The mentality that you can run or exercise off bad diet with no ill effects is not necessarily true and sometimes can actually be a contributing factor to worsened health in general. The initial question that comes to my mind upon reading this article . . . is it the bad diets with the high intakes of modern wheat and refined carbohydrates that caused the heart problems in the first place or is it the excessive running at certain levels of intensity? Most likely it is a combination although the article did not delve much into the dietary damages.
Let’s take a deeper look at the 2 points of contention: diet and the exercise.
The Bad Diet
A bad diet is not good for anyone; depending upon genetics it will affect everyone sooner or later, some more quickly than others. So whether you are a sedentary couch potato, an excessive endurance athlete, a CrossFitter that does Hero wods on a daily basis, strength trains and thrives on three a days that is no excuse or license to make poor dietary choices.
Common sense dictates that anyone exercising at a higher level and more often will have nigher caloric needs. You will need to consume enough fuel to sustain those activities as well as to repair and build. But if the fuel is not of a quality nature neither will your health or performance be.
An occasional treat should not be denied to anyone and in an overall healthy diet and lifestyle the adverse effects should be minimal to none. It’s when someone eats like that on a regular basis that problems initiate. I would say the generalized poor dietary practices of runners definitely play a contributing factor. End of story.
Let’s look at the cardiac issues. One group of research suggests:
“heart problems may arise not in spite of extreme-endurance exercise but because of it. That has led some cardiologists to theorize that, beyond a certain point, exercise stops preventing and starts causing heart disease.”
As with everything there is generally a point of diminishing returns. It’s finding the right amount and balance that is key to success.
James O’Keefe, a Kansas City cardiologist and ex-triathlete who believes sustained endurance exercise can damage the heart, said he would recommend no more than 20 miles a week at a modest pace.

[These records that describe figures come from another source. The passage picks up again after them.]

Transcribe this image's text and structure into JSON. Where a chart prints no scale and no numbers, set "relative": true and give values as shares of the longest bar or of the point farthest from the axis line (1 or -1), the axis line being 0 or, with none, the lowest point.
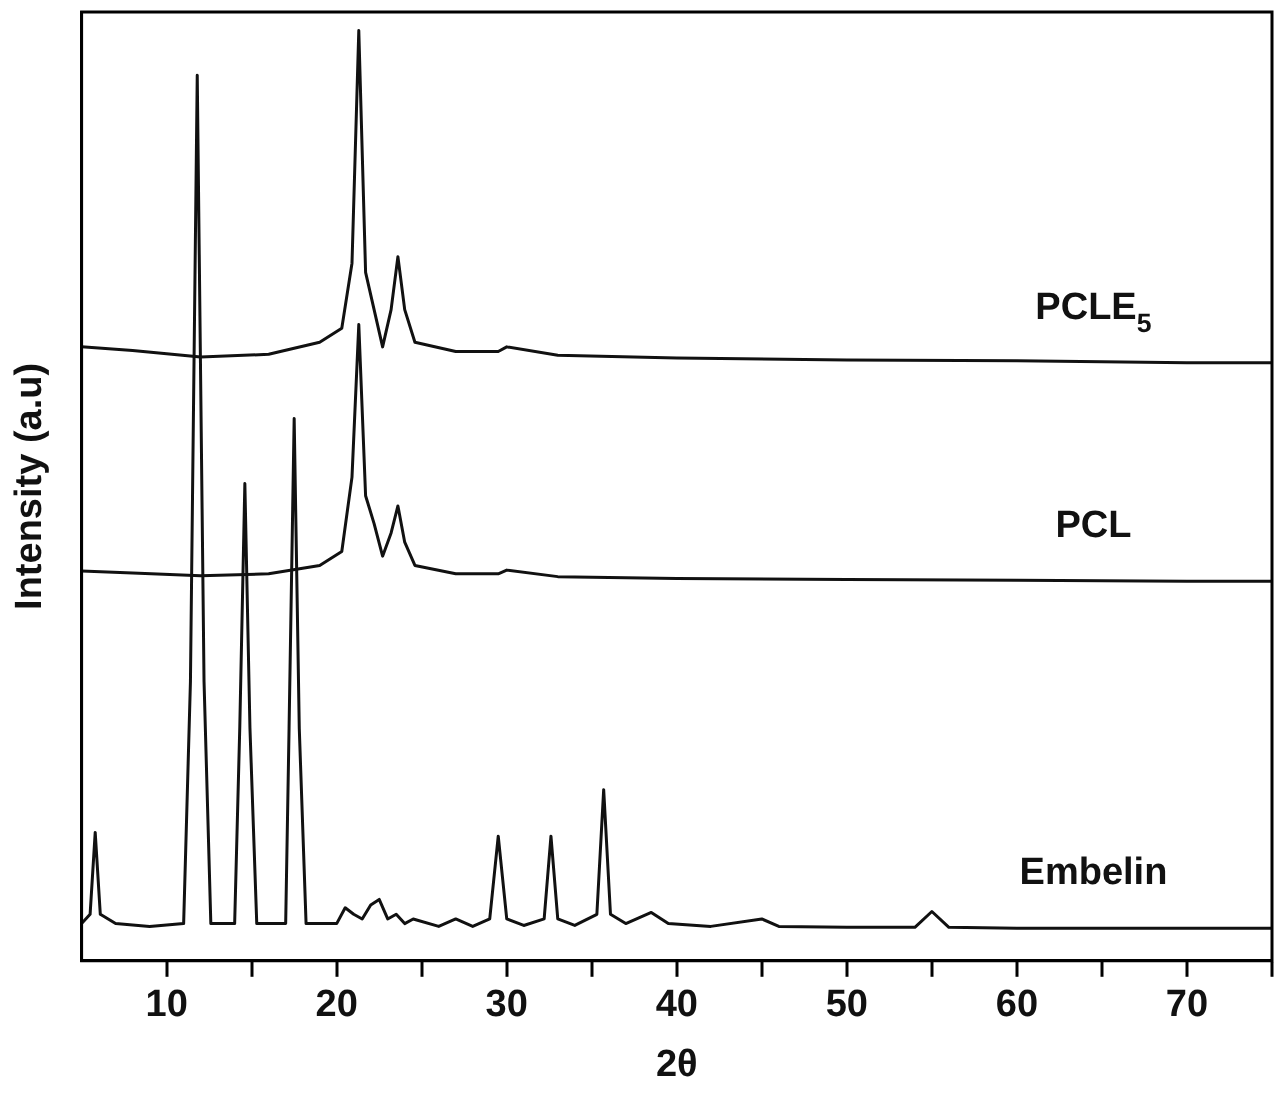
{
  "chart_data": {
    "type": "line",
    "relative": true,
    "xlabel": "2θ",
    "ylabel": "Intensity (a.u)",
    "xlim": [
      5,
      75
    ],
    "xticks": [
      10,
      {
        "value": 15,
        "label": null
      },
      20,
      {
        "value": 25,
        "label": null
      },
      30,
      {
        "value": 35,
        "label": null
      },
      40,
      {
        "value": 45,
        "label": null
      },
      50,
      {
        "value": 55,
        "label": null
      },
      60,
      {
        "value": 65,
        "label": null
      },
      70,
      {
        "value": 75,
        "label": null
      }
    ],
    "grid": false,
    "legend": false,
    "marker": "none",
    "line_style": "solid",
    "series": [
      {
        "name": "PCLE$_{5}$",
        "color": "#111111",
        "x": [
          5,
          8,
          12,
          16,
          19,
          20.3,
          20.9,
          21.3,
          21.7,
          22.2,
          22.7,
          23.2,
          23.6,
          24.0,
          24.6,
          27,
          29.5,
          30,
          33,
          40,
          50,
          60,
          70,
          75
        ],
        "values": [
          0.66,
          0.656,
          0.649,
          0.652,
          0.665,
          0.68,
          0.75,
          1.0,
          0.74,
          0.7,
          0.66,
          0.7,
          0.757,
          0.7,
          0.665,
          0.655,
          0.655,
          0.66,
          0.651,
          0.648,
          0.646,
          0.645,
          0.643,
          0.643
        ]
      },
      {
        "name": "PCL",
        "color": "#111111",
        "x": [
          5,
          8,
          12,
          16,
          19,
          20.3,
          20.9,
          21.3,
          21.7,
          22.2,
          22.7,
          23.2,
          23.6,
          24.0,
          24.6,
          27,
          29.5,
          30,
          33,
          40,
          50,
          60,
          70,
          75
        ],
        "values": [
          0.419,
          0.417,
          0.414,
          0.416,
          0.425,
          0.44,
          0.52,
          0.684,
          0.5,
          0.47,
          0.435,
          0.46,
          0.489,
          0.45,
          0.425,
          0.416,
          0.416,
          0.42,
          0.413,
          0.411,
          0.41,
          0.409,
          0.408,
          0.408
        ]
      },
      {
        "name": "Embelin",
        "color": "#111111",
        "x": [
          5,
          5.5,
          5.8,
          6.1,
          7,
          9,
          11,
          11.4,
          11.8,
          12.2,
          12.6,
          14,
          14.3,
          14.6,
          14.9,
          15.3,
          17,
          17.2,
          17.5,
          17.8,
          18.2,
          20,
          20.5,
          21,
          21.5,
          22,
          22.5,
          23,
          23.5,
          24,
          24.5,
          26,
          27,
          28,
          29,
          29.5,
          30,
          31,
          32.2,
          32.6,
          33,
          34,
          35.3,
          35.7,
          36.1,
          37,
          38.5,
          39.5,
          42,
          45,
          46,
          50,
          54,
          55,
          56,
          60,
          70,
          75
        ],
        "values": [
          0.04,
          0.05,
          0.138,
          0.05,
          0.04,
          0.037,
          0.04,
          0.3,
          0.952,
          0.3,
          0.04,
          0.04,
          0.25,
          0.513,
          0.25,
          0.04,
          0.04,
          0.25,
          0.583,
          0.25,
          0.04,
          0.04,
          0.057,
          0.05,
          0.045,
          0.06,
          0.066,
          0.045,
          0.05,
          0.04,
          0.045,
          0.037,
          0.045,
          0.037,
          0.045,
          0.134,
          0.045,
          0.038,
          0.045,
          0.134,
          0.045,
          0.038,
          0.05,
          0.184,
          0.05,
          0.04,
          0.052,
          0.04,
          0.037,
          0.045,
          0.037,
          0.036,
          0.036,
          0.053,
          0.036,
          0.035,
          0.035,
          0.035
        ]
      }
    ]
  }
}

This is very sage advice to me and follows the dogma of quality over quantity. Rather than upping the number of miles run each week, up the intensity and allow for more recovery.
My take on this article or the real concerns are that the body and heart are not meant to pound away at that pace for that many hours; combine that with a vegetarian, improperly prepared grains and refined carbohydrate heavy diet and you have a recipe for disaster. Throw in the genetic connection—some people are far more resilient than others and they can get away with it–and the less genetically blessed are the ones that either drop dead or suffer the degenerating consequences.
Can exercise in fact a form of addition in some cases? The Wall Street Journal article suggests so. “Some critics say that continuing to engage in endurance athletics despite cardiac disease is evidence of addiction.” I certainly agree with that. Many people seek out sport and fitness as a way to transform themselves or to overcome life challenges. I personally have, and while it builds character and makes them stronger, it can easily become an addiction – I have witnessed this happen on a number of occasions. My favorite quote on the subject is from Mark Twight, “There is a fine line between salvation and drinking poison in the jungle”. Think on it.
A more simplistic and practical take away from this article would be. . .
Eat traditional whole foods prepared properly, indulge your vices sparingly, exercise to keep the body and mind healthy to meet your goals – not defeat them.